Preparation can be a good defense to protect your business from scams. Here are some ways that may help prepare your business: 

  • Train and prepare. Make sure to outline what you think makes your business susceptible, and then what would be necessary to protect your business. Employees are a helpful first line of defense, so educate them on your identified risks and how they can help in their role. This may include suggestions on what is shared across social media platforms or your website, password rules, rules on software updates, or training on how to help employees recognize a scam.
  • Create a master list of all of your vendors and suppliers. This list should include contact information, including names and phone numbers, as well as the products or services that they provide to your business.

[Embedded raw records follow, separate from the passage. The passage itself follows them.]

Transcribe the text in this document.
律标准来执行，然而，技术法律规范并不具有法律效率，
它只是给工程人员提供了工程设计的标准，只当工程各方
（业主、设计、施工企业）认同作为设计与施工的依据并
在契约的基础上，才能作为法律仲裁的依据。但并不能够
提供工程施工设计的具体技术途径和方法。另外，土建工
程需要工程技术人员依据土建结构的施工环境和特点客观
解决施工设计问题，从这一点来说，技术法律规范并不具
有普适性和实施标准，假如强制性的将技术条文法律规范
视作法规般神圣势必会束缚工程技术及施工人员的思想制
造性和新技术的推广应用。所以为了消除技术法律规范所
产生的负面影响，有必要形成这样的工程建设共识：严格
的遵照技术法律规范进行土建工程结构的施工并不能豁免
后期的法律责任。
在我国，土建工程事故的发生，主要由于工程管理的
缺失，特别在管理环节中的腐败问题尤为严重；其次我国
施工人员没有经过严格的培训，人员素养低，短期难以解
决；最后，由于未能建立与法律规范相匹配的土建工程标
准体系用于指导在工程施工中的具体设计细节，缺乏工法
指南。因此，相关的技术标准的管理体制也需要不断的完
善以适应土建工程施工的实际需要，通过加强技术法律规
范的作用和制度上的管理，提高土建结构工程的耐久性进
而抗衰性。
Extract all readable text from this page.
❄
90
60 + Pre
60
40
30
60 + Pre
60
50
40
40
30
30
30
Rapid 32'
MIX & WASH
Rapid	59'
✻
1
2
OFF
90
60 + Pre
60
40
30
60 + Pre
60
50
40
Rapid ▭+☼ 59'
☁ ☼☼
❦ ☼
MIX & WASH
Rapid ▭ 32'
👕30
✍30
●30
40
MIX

Compiling and sharing a master list makes sure the right employees know and can help in case something out of the ordinary occurs. 
  • Develop a process for verifying the identity of vendors and suppliers before signing agreements or making any payments, especially for first-time vendors. Vendors may change the way they accept payments, but it’s always best to first double-check any change in payment delivery. For new vendors, this process may include checking references and verifying their business licenses.
  • Monitor your financial accounts for suspicious activity. In your busiest months you may not have time to check statements by line, but reviewing account statements regularly you may catch unauthorized transactions and be able to report them faster.
  • Develop a communication plan. How will you communicate with your customers, employees, and partners if your business is unfortunately the victim of a scam? Outlining roles and responsibilities within the business is key so everyone can contribute successfully. Your communication plan should also include steps on how to report the incident to the authorities, if necessary, and a list of which customers or partners need to be contacted and letter or email templates outlining what you are prepared to communicate to them.